Krafft Ehrickes Vision für die Zukunft der Menschheit

Von Rainer Apel

Rainer Apel berichtet von der Münchner Konferenz zum 100. Geburtstag des deutsch-amerikanischen Weltraumpioniers Krafft Ehricke.

130 Gäste versammelten sich am 25. März im Münchner Sheraton Arabellapark Hotel zu einer ganztägigen Konferenz des Fusions-Energie-Forums und des Schiller-Instituts aus Anlaß des 100. Geburtstages des deutsch-amerikanischen Weltraum-Pioniers Krafft Ehricke.
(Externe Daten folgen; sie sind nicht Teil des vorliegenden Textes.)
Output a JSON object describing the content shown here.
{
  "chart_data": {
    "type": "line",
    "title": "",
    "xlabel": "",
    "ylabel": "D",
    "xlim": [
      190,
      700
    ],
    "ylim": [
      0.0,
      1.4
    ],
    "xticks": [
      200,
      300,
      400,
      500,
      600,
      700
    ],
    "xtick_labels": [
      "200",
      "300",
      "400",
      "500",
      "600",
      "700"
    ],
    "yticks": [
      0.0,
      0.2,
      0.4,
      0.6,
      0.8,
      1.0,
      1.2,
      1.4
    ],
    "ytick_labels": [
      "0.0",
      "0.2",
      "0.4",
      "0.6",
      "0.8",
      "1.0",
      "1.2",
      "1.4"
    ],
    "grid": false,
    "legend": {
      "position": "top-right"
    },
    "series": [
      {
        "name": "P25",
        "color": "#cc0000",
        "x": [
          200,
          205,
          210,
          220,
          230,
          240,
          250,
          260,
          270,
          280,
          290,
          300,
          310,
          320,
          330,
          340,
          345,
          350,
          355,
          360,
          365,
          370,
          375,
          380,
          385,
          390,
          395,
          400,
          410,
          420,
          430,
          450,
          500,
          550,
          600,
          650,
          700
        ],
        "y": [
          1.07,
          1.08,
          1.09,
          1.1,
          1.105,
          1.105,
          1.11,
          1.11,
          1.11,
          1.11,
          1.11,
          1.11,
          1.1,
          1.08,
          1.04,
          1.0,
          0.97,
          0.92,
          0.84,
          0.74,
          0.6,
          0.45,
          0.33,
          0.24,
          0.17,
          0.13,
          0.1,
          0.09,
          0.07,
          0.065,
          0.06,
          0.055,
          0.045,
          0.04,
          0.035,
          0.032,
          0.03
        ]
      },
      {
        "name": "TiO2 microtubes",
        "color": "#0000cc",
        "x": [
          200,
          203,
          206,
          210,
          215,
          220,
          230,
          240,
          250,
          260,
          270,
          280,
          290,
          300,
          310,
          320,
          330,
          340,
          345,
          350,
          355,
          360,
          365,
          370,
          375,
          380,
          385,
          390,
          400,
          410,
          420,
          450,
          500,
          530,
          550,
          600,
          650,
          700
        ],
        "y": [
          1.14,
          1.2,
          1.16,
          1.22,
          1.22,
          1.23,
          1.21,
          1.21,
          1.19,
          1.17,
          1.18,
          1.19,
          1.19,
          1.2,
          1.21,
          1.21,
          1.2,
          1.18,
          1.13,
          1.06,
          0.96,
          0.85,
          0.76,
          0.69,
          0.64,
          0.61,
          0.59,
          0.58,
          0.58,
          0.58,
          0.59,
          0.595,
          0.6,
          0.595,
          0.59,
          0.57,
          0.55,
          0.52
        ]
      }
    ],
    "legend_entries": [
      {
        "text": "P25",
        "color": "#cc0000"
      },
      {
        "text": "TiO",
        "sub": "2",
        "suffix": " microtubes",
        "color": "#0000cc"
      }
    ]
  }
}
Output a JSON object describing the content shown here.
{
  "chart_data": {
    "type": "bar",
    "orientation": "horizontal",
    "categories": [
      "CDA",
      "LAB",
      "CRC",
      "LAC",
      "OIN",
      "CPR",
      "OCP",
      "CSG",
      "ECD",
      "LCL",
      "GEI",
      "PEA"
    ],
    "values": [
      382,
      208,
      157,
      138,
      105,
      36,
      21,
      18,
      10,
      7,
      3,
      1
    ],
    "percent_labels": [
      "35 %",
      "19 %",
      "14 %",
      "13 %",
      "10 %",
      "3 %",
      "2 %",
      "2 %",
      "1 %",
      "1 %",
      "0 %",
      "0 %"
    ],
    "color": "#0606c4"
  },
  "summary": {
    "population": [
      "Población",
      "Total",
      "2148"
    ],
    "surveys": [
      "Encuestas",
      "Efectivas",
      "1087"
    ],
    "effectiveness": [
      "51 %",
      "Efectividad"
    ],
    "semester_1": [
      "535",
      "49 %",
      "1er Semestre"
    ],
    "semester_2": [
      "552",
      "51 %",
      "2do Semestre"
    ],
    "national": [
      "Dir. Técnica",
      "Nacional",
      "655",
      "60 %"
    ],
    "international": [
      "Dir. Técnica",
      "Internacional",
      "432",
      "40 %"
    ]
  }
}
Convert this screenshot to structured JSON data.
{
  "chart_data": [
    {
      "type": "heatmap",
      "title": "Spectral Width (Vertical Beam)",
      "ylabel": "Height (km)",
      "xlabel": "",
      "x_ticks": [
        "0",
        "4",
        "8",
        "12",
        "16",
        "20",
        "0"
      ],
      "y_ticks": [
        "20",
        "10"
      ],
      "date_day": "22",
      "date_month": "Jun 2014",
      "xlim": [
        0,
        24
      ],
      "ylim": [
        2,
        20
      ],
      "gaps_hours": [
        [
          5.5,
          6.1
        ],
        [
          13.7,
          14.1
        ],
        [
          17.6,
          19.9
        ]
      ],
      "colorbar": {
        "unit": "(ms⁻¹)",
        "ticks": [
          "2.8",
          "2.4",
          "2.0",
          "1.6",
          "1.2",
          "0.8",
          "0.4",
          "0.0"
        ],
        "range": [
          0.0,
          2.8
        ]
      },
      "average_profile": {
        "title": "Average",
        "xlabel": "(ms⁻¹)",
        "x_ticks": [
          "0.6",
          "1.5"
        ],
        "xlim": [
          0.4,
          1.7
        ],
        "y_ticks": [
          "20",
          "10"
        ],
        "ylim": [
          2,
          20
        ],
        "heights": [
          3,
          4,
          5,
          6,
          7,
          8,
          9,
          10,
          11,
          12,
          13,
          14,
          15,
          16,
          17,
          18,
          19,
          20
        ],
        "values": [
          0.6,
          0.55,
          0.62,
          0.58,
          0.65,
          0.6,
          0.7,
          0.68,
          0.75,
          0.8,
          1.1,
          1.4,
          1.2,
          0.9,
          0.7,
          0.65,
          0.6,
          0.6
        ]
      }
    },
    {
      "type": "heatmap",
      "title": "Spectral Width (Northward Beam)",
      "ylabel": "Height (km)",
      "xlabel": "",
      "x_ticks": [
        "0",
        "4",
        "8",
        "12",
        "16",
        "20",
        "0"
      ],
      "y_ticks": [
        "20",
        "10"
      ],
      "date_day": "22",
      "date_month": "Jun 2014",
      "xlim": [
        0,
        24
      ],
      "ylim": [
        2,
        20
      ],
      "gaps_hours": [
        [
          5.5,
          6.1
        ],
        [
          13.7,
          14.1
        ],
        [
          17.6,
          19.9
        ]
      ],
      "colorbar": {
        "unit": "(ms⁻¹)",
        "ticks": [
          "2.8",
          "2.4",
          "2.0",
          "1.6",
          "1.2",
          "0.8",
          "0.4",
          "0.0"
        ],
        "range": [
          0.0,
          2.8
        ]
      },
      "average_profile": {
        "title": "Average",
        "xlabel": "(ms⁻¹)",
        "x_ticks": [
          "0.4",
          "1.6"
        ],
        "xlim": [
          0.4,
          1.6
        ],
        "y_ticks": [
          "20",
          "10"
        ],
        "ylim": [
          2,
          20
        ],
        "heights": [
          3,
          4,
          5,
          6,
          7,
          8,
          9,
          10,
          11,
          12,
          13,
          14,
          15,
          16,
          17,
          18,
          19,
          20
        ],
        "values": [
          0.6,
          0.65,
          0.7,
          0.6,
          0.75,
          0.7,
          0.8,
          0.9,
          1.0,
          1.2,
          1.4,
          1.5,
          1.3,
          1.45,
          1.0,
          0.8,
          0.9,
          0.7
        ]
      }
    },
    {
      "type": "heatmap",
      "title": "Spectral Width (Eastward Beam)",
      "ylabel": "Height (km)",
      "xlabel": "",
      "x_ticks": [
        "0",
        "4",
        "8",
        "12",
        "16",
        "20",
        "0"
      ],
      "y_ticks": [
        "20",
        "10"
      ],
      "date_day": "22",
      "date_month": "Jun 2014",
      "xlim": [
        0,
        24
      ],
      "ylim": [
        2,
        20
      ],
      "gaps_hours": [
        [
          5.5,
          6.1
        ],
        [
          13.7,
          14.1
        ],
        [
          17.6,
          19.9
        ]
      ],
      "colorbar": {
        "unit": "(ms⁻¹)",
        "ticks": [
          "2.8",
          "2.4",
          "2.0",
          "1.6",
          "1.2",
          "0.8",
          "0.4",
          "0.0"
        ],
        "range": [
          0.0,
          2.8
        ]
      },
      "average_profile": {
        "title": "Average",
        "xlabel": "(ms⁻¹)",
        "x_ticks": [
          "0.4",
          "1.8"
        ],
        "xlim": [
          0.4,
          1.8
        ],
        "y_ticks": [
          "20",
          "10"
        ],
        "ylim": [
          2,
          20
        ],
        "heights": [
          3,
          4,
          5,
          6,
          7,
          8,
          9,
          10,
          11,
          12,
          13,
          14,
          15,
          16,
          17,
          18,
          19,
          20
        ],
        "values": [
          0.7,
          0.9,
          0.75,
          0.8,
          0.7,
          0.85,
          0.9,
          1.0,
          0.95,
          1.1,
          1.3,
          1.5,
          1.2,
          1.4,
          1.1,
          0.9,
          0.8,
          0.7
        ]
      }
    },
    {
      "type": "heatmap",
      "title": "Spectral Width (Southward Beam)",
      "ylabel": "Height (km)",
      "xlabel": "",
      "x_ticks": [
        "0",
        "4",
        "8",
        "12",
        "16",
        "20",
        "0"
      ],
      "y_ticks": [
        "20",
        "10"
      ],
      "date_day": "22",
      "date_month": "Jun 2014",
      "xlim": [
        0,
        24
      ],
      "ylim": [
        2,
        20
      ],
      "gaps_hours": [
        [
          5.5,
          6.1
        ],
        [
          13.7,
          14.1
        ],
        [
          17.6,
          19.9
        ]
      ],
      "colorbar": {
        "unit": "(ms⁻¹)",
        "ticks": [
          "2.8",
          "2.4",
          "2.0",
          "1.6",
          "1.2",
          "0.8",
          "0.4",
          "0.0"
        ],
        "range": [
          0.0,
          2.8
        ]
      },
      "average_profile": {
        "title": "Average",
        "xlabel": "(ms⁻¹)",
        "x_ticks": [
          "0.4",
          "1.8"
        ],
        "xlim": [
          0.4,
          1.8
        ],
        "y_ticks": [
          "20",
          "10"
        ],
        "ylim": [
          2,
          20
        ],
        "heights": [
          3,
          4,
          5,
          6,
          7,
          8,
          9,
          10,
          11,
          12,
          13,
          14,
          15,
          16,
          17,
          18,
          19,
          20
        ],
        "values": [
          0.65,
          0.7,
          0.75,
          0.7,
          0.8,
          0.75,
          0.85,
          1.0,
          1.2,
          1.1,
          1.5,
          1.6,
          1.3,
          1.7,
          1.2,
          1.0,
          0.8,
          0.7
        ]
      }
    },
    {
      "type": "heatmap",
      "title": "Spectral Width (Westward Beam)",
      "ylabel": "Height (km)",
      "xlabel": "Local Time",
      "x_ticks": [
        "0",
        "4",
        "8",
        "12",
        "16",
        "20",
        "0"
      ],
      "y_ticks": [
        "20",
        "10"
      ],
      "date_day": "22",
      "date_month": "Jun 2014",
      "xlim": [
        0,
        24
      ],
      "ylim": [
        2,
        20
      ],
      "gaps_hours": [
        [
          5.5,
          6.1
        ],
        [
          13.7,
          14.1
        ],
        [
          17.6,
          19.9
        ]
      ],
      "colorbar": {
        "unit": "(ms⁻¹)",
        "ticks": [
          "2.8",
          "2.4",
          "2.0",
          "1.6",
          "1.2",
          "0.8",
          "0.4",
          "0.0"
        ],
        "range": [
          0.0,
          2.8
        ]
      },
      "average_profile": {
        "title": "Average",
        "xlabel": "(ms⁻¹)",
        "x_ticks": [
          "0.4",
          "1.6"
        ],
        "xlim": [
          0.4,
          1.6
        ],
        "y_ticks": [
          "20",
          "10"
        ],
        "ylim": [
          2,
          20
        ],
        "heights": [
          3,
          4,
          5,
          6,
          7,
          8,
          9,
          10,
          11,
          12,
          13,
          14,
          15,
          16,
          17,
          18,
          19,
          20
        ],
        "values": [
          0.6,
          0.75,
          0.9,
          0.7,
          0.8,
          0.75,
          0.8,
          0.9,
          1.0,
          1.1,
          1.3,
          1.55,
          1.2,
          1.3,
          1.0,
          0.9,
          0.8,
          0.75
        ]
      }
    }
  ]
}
Das Thema der Konferenz lautete „Krafft Ehrickes Vision für die Zukunft der Menschheit!“, und sie stellte seinen Einsatz für ein neues Paradigma in den Kontext der heutigen Bemühungen zum Aufbau der Neuen Seidenstraße.

Nach der Begrüßung der Teilnehmer und Gäste, unter denen sich auch der amerikanische Ökonom Lyndon LaRouche befand, durch Werner Zuse vom Vorstand des Fusions-Energie-Forums eröffneten drei Künstler – die Sopranistin Diana Milewa, der Bariton Roland Albrecht und die Pianistin Elena Arnovskaya – mit der Arie „Nun scheint in vollem Glanze der Himmel“ aus Joseph Haydns Schöpfung sowie den Liedern An die Musik und Frühlingssehnsucht von Franz Schubert die Konferenz.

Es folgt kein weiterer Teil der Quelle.